The Plow-Horse Economy Continues

Immediately after last month’s employment report, my firm told investors to “get a grip. The report . . . is not strong, but it’s not the very weak one many are saying.” Payroll growth had slowed, but total hours worked were up 0.4 percent. Today’s report was just the opposite: hiring accelerated in April, but firms cut hours. 

Nonfarm payrolls rose 165,000 in April, and were up 276,000 when you include upward revisions for prior months. (The headline that scared some investors last month was a soft 88,000 gain in payrolls, which has now been revised to a respectable 138,000.) Private payrolls were up 176,000 in April (300,000 including revisions to prior months). Civilian employment, an alternative measure of jobs that includes small business start-ups, increased 293,000. As a result, the unemployment rate declined to 7.5 percent, despite a increase in the labor force of 210,000 workers.

However, this month the devil was in the details, not the headlines. Hours per worker declined to 34.4 from 34.6, so total hours worked declined 0.4 percent, fully reversing last month’s gain. 

On net, what we have this month is what we’ve been seeing over the past year: plow-horse improvement in the labor market to go along with a plow-horse economy. It’s not going to win the Derby, but it’s not going to keel over and die, either. 

In the past year, nonfarm payrolls are up an average of 173,000 per month, with private payrolls up an average of 181,000. The unemployment rate has dropped 8.1 percent to 7.5 percent even as the labor force has grown an average of 57,000 per month.

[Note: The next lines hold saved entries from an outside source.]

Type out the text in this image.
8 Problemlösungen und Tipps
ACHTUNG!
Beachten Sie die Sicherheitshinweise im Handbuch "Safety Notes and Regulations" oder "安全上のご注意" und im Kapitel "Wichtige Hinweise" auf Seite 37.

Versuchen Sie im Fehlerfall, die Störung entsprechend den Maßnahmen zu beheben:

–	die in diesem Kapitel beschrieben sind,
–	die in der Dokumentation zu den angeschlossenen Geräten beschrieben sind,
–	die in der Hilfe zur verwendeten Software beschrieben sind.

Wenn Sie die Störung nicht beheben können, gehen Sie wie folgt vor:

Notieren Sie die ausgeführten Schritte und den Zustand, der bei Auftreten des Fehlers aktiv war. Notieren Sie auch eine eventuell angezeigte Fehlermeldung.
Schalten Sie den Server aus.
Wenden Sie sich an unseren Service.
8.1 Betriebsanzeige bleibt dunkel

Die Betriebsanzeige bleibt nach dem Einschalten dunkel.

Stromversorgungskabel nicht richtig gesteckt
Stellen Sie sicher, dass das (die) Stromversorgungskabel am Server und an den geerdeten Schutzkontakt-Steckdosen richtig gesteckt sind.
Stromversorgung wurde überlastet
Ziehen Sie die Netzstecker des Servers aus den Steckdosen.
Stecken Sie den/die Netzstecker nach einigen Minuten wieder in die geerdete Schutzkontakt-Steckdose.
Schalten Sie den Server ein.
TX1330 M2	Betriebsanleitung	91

I expect more of the same in the year ahead. 

The most absurd commentary continues to be suggestion that the sequester is hurting jobs. Excluding the postal service, which is not affected by the sequester, government jobs are down 6,000 per month in the past two months, versus an average monthly loss of 5,000 in the past year. 

The big question is how the Federal Reserve reacts. It says a jobless rate of 6.5 percent could get it to raise rates. Today’s report undercuts its projection the country won’t reach 6.5 percent until mid-2015; instead, it supports my case for summer 2014. 

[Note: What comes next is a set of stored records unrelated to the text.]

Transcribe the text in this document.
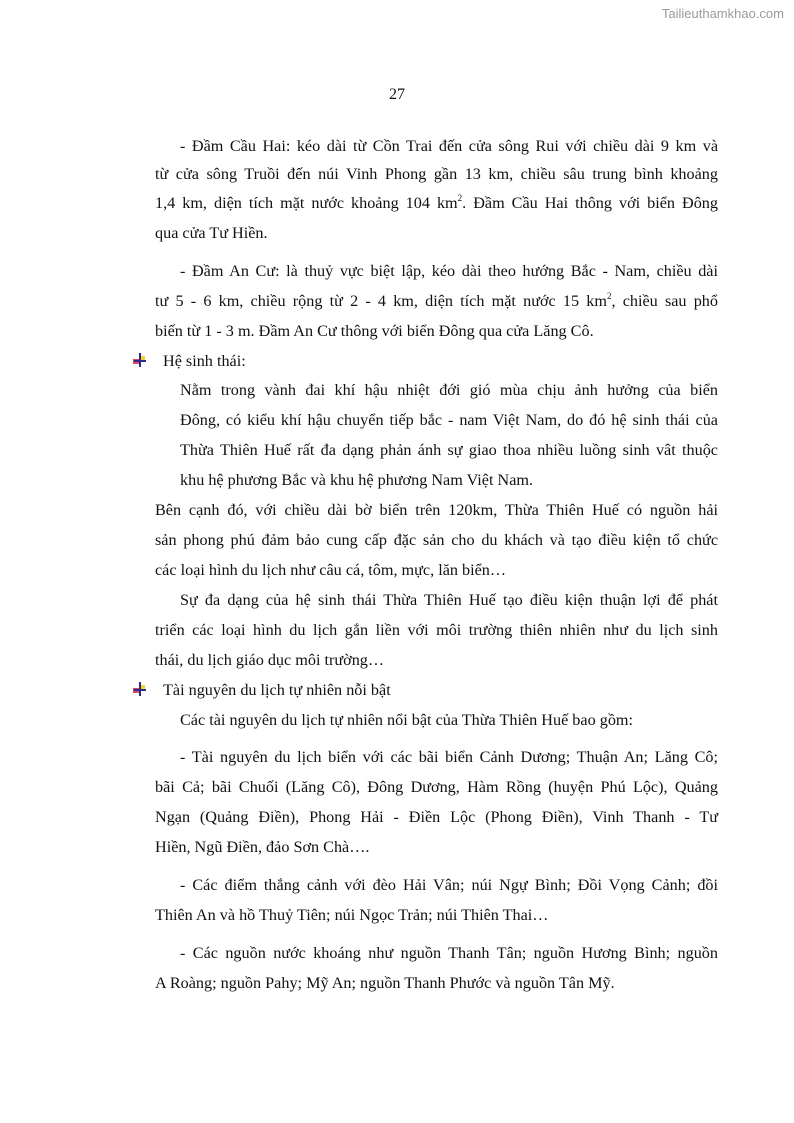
Tailieuthamkhao.com
27
- Đầm Cầu Hai: kéo dài từ Cồn Trai đến cửa sông Rui với chiều dài 9 km và
từ cửa sông Truồi đến núi Vinh Phong gần 13 km, chiều sâu trung bình khoảng
1,4 km, diện tích mặt nước khoảng 104 $km^2$. Đầm Cầu Hai thông với biển Đông
qua cửa Tư Hiền.
- Đầm An Cư: là thuỷ vực biệt lập, kéo dài theo hướng Bắc - Nam, chiều dài
tư 5 - 6 km, chiều rộng từ 2 - 4 km, diện tích mặt nước 15 $km^2$, chiều sau phổ
biến từ 1 - 3 m. Đầm An Cư thông với biển Đông qua cửa Lăng Cô.
Hệ sinh thái:
Nằm trong vành đai khí hậu nhiệt đới gió mùa chịu ảnh hưởng của biển
Đông, có kiểu khí hậu chuyển tiếp bắc - nam Việt Nam, do đó hệ sinh thái của
Thừa Thiên Huế rất đa dạng phản ánh sự giao thoa nhiều luồng sinh vât thuộc
khu hệ phương Bắc và khu hệ phương Nam Việt Nam.
Bên cạnh đó, với chiều dài bờ biển trên 120km, Thừa Thiên Huế có nguồn hải
sản phong phú đảm bảo cung cấp đặc sản cho du khách và tạo điều kiện tổ chức
các loại hình du lịch như câu cá, tôm, mực, lăn biển…
Sự đa dạng của hệ sinh thái Thừa Thiên Huế tạo điều kiện thuận lợi để phát
triển các loại hình du lịch gắn liền với môi trường thiên nhiên như du lịch sinh
thái, du lịch giáo dục môi trường…
Tài nguyên du lịch tự nhiên nỗi bật
Các tài nguyên du lịch tự nhiên nổi bật của Thừa Thiên Huế bao gồm:
- Tài nguyên du lịch biển với các bãi biển Cảnh Dương; Thuận An; Lăng Cô;
bãi Cả; bãi Chuối (Lăng Cô), Đông Dương, Hàm Rồng (huyện Phú Lộc), Quảng
Ngạn (Quảng Điền), Phong Hải - Điền Lộc (Phong Điền), Vinh Thanh - Tư
Hiền, Ngũ Điền, đảo Sơn Chà….
- Các điểm thắng cảnh với đèo Hải Vân; núi Ngự Bình; Đồi Vọng Cảnh; đồi
Thiên An và hồ Thuỷ Tiên; núi Ngọc Trản; núi Thiên Thai…
- Các nguồn nước khoáng như nguồn Thanh Tân; nguồn Hương Bình; nguồn
A Roàng; nguồn Pahy; Mỹ An; nguồn Thanh Phước và nguồn Tân Mỹ.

Obviously, the labor market is very far from perfect. The unemployment rate is way too high and payroll growth too slow. What’s holding us back is the huge increase in government, particularly transfers, over the past several years. Despite that, entrepreneurs and workers are gritting out a recovery and the plow-horse economy keeps moving forward.    

Robert Stein is an economist for an asset-management firm and a former deputy assistant Treasury secretary for macroeconomic analysis.